Black was promoted to Jones County Center director in 1998, and later Cedar County Center came under her supervision. Black was the original director of Kirkwood Regional Center - Jones County.
More than 10 years ago, she and others started creating the vision for the regional centers.
Black had been hearing from contacts in various industries about challenges finding workers in fields, including but not limited to welding, automotive techs and patient care.
Meanwhile, K-12 schools, particularly in rural areas, were (and still are) struggling with resources to provide educational opportunities that an urban district might have.
While working in her county center role, Black helped start career academics.
Career academies had high tech-hands on labs focused on very specific topics, such as welding, automotive or patient care. Teachers came from the professional world, among other places.
Individual districts couldn't support the academies on their own, but pooled together they had enough demand and resources.

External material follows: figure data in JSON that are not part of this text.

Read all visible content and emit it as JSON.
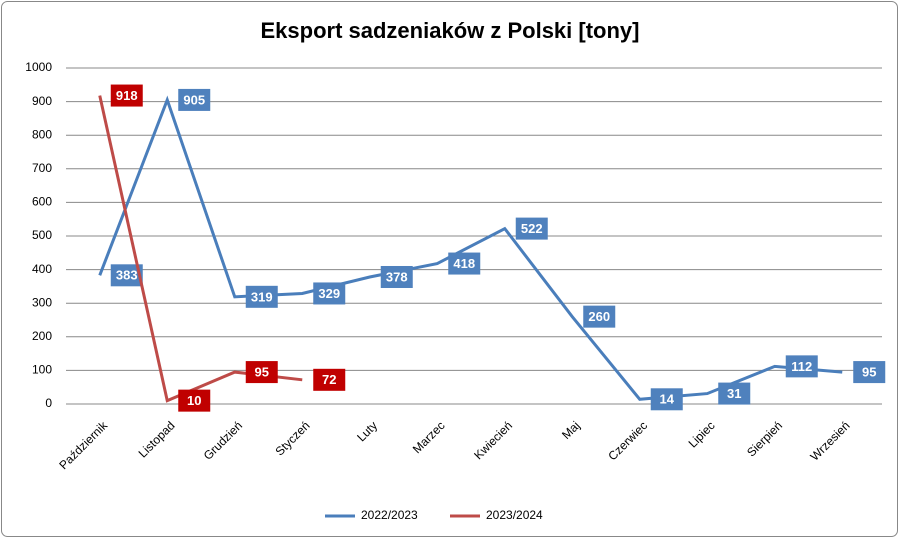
{
  "chart_data": {
    "type": "line",
    "title": "Eksport sadzeniaków z Polski [tony]",
    "categories": [
      "Październik",
      "Listopad",
      "Grudzień",
      "Styczeń",
      "Luty",
      "Marzec",
      "Kwiecień",
      "Maj",
      "Czerwiec",
      "Lipiec",
      "Sierpień",
      "Wrzesień"
    ],
    "series": [
      {
        "name": "2022/2023",
        "color": "#4a7ebb",
        "label_color": "#4f81bd",
        "values": [
          383,
          905,
          319,
          329,
          378,
          418,
          522,
          260,
          14,
          31,
          112,
          95
        ]
      },
      {
        "name": "2023/2024",
        "color": "#be4b48",
        "label_color": "#c00000",
        "values": [
          918,
          10,
          95,
          72,
          null,
          null,
          null,
          null,
          null,
          null,
          null,
          null
        ]
      }
    ],
    "ylim": [
      0,
      1000
    ],
    "yticks": [
      0,
      100,
      200,
      300,
      400,
      500,
      600,
      700,
      800,
      900,
      1000
    ],
    "grid": true,
    "legend": "bottom"
  }
}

Students from the school districts of Midland, Olin, Anamosa and Monticello attended these career first academies, but students were traveling all over the region for different focus areas.
Still the demand was there, and it was filling a need, she said.
"That's when we had this a-ha moment," Black said on Thursday. "What if we had one location in a county with all the academies so that high schools don't have to go all over the place."
As the first regional center was taking shape, they invited more school districts that geographically made sense, including Cascade, Delhi, Springville and Central City.